We've all heard jokes about how stupid present-day computers are. They send us bills and checks for zero dollars and zero cents. They don't mind working in endless loops, repeating the same thing a billion times. Their total lack of common sense is another reason people think that no machine could have a mind.
It is interesting to note that some of the earliest computer programs excelled at what people consider to be expert skills. A 1956 program solved hard problems in mathematical logic, and a 1961 program solved college-level problems in calculus. Yet not till the 1970s could we construct robot programs that could see and move well enough to arrange children's building-blocks into simple towers and playhouses. Why could we make programs do grown-up things before we could make them do childish things? The answer may seem paradoxical: much of expert adult thinking is actually simpler than what is involved when ordinary children play! Why is it easier to program what experts do than what children do?
What people vaguely call common sense is actually more intricate than most of the technical expertise we admire. Neither that expert program for logic nor the one for calculus embodied more than a hundred or so facts — and most of them were rather similar to one another. Yet these were enough to solve college-level problems. In contrast, think of all the different kinds of things a child must know merely to build a house of blocks — a process that involves knowledge of shapes and colors, space and time, support and balance, and an ability to keep track of what one is doing.

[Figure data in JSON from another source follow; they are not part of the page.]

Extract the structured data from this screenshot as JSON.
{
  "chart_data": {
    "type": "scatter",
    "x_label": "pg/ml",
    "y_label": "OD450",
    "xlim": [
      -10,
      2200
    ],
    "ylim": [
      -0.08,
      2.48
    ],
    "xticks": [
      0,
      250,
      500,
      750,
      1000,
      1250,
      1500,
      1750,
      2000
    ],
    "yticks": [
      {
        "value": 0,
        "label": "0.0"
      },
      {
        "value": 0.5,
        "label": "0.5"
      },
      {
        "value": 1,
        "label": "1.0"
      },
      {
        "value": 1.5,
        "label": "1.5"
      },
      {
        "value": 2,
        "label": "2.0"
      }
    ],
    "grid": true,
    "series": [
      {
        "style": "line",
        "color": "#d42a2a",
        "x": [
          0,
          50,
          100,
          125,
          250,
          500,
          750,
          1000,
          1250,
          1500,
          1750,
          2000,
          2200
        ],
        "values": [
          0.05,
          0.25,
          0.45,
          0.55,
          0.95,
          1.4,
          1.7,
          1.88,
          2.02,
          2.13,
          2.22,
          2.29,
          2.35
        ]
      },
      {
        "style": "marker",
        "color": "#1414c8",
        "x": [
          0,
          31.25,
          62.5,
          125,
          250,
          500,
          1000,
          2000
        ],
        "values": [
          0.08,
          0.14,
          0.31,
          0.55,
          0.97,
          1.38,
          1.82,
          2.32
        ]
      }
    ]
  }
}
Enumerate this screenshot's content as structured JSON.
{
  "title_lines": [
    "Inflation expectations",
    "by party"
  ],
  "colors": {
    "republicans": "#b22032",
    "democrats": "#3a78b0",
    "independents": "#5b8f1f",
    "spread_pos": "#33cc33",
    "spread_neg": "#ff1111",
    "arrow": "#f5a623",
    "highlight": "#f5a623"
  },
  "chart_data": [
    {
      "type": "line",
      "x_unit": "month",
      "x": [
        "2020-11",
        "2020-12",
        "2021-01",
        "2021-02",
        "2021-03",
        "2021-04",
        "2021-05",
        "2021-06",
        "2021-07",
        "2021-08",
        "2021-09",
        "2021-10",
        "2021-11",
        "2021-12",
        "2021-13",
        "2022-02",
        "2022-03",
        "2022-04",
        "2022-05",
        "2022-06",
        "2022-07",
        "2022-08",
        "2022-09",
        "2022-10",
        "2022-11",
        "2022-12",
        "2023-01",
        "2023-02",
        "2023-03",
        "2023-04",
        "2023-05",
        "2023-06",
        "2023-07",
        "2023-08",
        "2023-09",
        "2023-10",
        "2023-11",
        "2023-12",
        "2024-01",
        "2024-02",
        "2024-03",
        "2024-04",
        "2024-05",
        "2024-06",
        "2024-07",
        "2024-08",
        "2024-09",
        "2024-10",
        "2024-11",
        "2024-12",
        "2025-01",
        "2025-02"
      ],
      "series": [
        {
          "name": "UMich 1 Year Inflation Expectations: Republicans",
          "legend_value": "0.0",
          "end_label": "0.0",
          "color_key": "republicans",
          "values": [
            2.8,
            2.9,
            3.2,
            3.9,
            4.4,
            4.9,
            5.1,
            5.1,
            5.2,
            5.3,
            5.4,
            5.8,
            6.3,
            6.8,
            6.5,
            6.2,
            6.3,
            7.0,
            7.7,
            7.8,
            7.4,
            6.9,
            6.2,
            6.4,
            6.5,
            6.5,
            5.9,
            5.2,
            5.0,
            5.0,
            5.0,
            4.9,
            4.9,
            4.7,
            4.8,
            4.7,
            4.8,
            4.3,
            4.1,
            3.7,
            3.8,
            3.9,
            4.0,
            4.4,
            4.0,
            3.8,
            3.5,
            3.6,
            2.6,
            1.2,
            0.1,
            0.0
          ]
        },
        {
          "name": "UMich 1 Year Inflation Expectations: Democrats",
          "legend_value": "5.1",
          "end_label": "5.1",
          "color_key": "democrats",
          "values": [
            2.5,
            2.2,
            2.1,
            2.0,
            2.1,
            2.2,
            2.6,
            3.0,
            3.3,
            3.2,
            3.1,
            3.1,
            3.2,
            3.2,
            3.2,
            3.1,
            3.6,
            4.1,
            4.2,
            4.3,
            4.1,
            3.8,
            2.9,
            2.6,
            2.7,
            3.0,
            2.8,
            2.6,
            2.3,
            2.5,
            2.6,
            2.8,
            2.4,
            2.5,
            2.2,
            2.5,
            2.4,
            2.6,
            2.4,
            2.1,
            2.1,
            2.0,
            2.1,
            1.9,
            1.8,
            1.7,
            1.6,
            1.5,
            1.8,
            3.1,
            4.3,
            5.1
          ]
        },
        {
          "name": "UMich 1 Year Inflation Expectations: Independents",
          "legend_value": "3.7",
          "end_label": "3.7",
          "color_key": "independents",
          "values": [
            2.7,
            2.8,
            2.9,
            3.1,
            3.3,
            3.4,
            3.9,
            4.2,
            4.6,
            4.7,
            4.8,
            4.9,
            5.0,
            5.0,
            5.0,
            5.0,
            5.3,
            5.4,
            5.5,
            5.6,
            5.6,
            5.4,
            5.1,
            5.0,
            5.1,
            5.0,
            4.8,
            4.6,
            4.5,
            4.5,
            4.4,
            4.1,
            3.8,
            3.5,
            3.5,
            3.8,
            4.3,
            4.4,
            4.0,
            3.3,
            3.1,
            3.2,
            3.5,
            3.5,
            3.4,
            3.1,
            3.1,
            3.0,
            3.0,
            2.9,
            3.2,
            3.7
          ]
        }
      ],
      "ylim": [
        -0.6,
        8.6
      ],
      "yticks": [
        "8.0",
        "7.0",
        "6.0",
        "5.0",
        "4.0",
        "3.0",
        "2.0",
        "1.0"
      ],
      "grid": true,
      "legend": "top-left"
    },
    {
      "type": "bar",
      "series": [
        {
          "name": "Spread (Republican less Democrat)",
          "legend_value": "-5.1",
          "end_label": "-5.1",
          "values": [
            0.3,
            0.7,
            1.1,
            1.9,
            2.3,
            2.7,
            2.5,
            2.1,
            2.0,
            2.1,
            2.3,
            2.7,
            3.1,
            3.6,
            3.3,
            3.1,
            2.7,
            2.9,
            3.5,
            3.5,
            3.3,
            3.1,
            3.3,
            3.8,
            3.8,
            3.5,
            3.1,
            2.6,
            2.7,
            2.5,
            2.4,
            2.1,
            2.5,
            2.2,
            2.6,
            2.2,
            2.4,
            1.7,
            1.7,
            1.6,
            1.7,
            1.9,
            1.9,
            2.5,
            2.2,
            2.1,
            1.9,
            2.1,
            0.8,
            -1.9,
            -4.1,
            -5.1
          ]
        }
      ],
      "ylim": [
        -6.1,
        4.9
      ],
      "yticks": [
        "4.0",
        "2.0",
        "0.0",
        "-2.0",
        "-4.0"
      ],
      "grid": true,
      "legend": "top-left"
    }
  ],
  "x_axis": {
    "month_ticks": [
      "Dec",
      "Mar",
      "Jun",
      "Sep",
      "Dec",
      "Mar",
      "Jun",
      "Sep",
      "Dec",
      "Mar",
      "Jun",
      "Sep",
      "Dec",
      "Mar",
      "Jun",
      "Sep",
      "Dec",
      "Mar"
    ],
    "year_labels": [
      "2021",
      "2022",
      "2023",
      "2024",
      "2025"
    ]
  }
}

To be considered an expert, one needs a large amount of knowledge of only a relatively few varieties. In contrast, an ordinary person's common sense involves a much larger variety of different types of knowledge — and this requires more complicated management systems.
There is a simple reason why it is easier to acquire specialized knowledge than commonsense knowledge. Each type of knowledge needs some form of representation and a body of skills adapted to using that style of representation. Once that investment has been made, it is relatively easy for a specialist to accumulate further knowledge, provided the additional expertise is uniform enough to suit the same style of representation. A lawyer, doctor, architect, or composer who has learned to deal with a range of cases in some particular field finds it relatively easy to acquire more knowledge of a similar character. Think how much longer it would take a single person to learn to deal competently with a few diseases and several kinds of law cases and a small variety of architectural blueprints and a few orchestral scores. The greater variety of representations would make it much harder to acquire the same amount of knowledge. For each new domain, our novice would have to learn another type of representation and new skills for using it. It would be like learning many different languages, each with its own grammar, lexicon, and idioms. When seen this way, what children do seems all the more remarkable, since so many of their actions are based upon their own inventions and discoveries.